Clementine quer apagar Joel e Joel também quer apagar a geniosa namorada de suas lembranças. O conflito se dá durante o processo de apagamento, quando Joel se arrepende e tenta fugir do processo de apagamento. O problema é que ele está sedado, e não pode acordar e pedir para pararem de apagar as memórias de Clementine (do ponto de vista da Neurociência, é impossível deletar as memórias de uma pessoa só como os cientistas do filme fazem. Só na ficção).
Joel tenta levar Clementine para lugares da memória que não possam apagar: para sua infância, para lugares em que nunca estiveram, mas o neurocientista implacável vai até o fim e destrói as lembranças do casal. Não há mais chance deles se lembrarem de olhar para o céu deitados num lago congelado.
Mas adivinhe, leitora e leitor, o que continua acontecendo? Joel e Clemy continuam se reencontrando, se reapaixonam, e começam a brigar e se desentender. O que acontece de diferente é que dessa vez recebem umas fitas com as gravações de suas entrevistas, onde um queria apagar o outro das memórias.
Nesse momento entendem tudo: eles já tinham passado por aquilo muitas vezes: se encontraram, se apaixonaram, brigaram e tentaram apagar tudo o que foi vivido. Clementine fica desconcertada e vai saindo da casa de Joel, em tom de despedida. Ele pede para ela ficar, e diz que não há nada nela que ele não adore.

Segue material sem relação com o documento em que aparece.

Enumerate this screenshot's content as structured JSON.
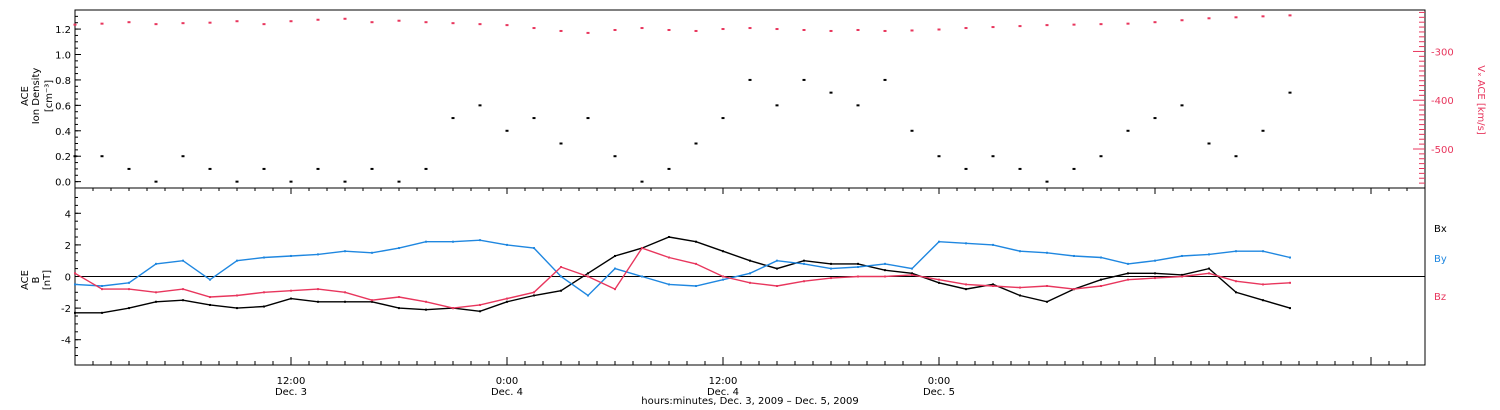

Ela responde (atenção: toda essa explicação descrita acima conflui para essa cena): “Você vai acabar se enchendo de mim, eu sou chata, eu me encho das pessoas, vou acabar só vendo defeitos em você, vai dar errado…” e ele responde: “Ok. Ela responde, desconcertada: “Ok?”. Ele confirma o Ok. Quase dizendo: vou te amar, vou te desamar, vou te perder. Ok.
Todo amor implica uma perda. Tem uma anedota zen que o monge anda com sua xícara preferida dizendo: para mim, a xícara já está quebrada. Gostar da xícara implica no risco de perdê-la. É incrível a quantidade de oportunidades que se perdem na vida pelo medo da perda. Depois de perder um pet, um cachorro ou um gato, ou qualquer outro bicho, tanta gente nunca mais abriga um animal de estimação para não passar por aquilo de novo.
Pergunto para quem leu esse texto até aqui (pois corro o risco de ter perdido alguns leitores durante a leitura desses parágrafos): Quem nunca? Quem nunca evitou uma relação, uma oportunidade, um projeto, por medo da perda?
O contrário da coragem não é a covardia. O contrário da coragem é a esquiva. Quando me esquivo da dor, sou condenado ao esquecimento: esqueço de mim, das oportunidades e das vezes em que arrisquei e perdi. Somos de uma sociedade que premia os ganhadores e despreza os perdedores.
Quando eu escalo o melhor São Paulo Futebol Clube de todos os tempos, não lembro dos jogadores que perderam. Lembro dos times campeões. O Hall da Fama é para os ganhadores. Os perdedores não recebem o perdão. O que eu lamento dizer é que a ausência de erro é incompatível com a vida.
Construímos nossa trajetória na vida com muitos, muitos erros. E muitas e dolorosas perdas. Porque amar significa, muitas vezes, perder. É isso que Clementine fala, exasperada, para Joel: se você me amar, e eu vou, necessariamente, te decepcionar. E vou me decepcionar com você. E Joel responde: Ok.
Toda a coragem que precisamos na vida está nesse Ok. Porque é o Ok para o amor e a perda. A perda e o amor.
(*) – É médico, com mestrado em psiquiatria pela USP, psicoterapeuta de orientação junguiana e autor do livro “Stress o coelho de Alice tem sempre muita pressa”.